A agenda legislativa do agronegócio de 2026 é voltada à piora do desmonte socioambiental, trabalhista e civilizatório. O documento da Confederação Nacional da Agricultura e Pecuária do Brasil (CNA), intitulado “Agenda Legislativa do Agro 2026”, apresenta 100 proposições em tramitação no Congresso Nacional.
O documento é dividido em dois macroeixos: o primeiro, “Segurança Jurídica e Estabilidade do Ambiente de Negócios”, contempla os eixos temáticos Direito de Propriedade, Relações Trabalhistas, Tributação e Política Agrícola e Meio Ambiente e Recursos Hídricos.

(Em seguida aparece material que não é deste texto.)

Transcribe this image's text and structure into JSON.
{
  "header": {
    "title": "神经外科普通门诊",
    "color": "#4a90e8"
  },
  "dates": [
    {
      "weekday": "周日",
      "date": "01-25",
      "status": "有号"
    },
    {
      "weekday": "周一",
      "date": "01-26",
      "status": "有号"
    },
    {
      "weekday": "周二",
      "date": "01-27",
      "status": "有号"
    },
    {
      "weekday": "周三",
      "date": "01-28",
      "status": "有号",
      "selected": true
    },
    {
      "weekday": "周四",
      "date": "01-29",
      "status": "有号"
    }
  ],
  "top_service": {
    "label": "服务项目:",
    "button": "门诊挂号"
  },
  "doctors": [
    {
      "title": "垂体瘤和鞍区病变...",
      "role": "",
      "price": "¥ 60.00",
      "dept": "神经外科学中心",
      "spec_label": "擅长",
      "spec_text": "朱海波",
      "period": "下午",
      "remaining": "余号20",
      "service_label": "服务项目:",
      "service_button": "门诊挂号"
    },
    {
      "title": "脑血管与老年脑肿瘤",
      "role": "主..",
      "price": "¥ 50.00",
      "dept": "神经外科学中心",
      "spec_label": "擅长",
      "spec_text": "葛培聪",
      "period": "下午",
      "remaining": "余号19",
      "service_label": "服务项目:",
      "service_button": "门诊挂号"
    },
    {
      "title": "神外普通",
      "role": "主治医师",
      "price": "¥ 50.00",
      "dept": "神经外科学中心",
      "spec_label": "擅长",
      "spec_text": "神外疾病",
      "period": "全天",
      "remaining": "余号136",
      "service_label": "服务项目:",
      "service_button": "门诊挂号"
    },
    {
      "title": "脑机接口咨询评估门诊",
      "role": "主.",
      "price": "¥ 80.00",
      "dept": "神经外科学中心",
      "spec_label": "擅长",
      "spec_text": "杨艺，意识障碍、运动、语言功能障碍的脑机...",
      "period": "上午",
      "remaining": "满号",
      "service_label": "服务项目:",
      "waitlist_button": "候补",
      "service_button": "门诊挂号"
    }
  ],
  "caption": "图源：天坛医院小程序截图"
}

Enquanto o segundo, “Sustentação da Competitividade e Participação no Mercado Internacional”, abrange Infraestrutura e Logística, Relações Internacionais, Produção Agropecuária e Educação, Ciência e Tecnologia, detalham Globo Rural e CNN Brasil.
Várias propostas para as quais o agro pede celeridade na aprovação estão inseridas no “Pacote da Destruição”, destaca ((o))eco. Projetos que acabam com os direitos de indígenas e quilombolas, que legalizam a grilagem e flexibilizam (ainda mais) o Código Florestal são alguns dos projetos em favor dos quais a CNA fará muito lobby em 2026.

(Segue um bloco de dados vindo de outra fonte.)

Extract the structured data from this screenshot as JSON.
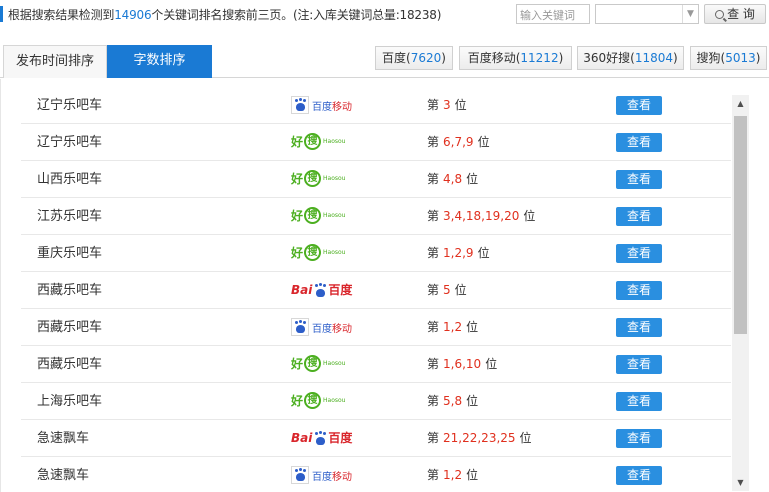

Entre elas, está o PL nº 4.554/2025, que altera a Lei de Crimes Ambientais de forma a proibir o embargo de áreas desmatadas ilegalmente sem que antes o infrator receba uma advertência. O embargo remoto cautelar tem sido uma das ferramentas mais eficazes no controle do desmatamento, especialmente na Amazônia e no Cerrado.
Há projetos de lei para anistias e regularizações variadas da ocupação de terras públicas, como o PL 510, do senador Irajá Abreu (PSD-TO), que libera a grilagem. A CNA também busca emplacar o marco temporal na Constituição por meio da PEC 48. Há, ainda, um PL que pretende implementar o mesmo marco temporal para rever a titulação de territórios quilombola.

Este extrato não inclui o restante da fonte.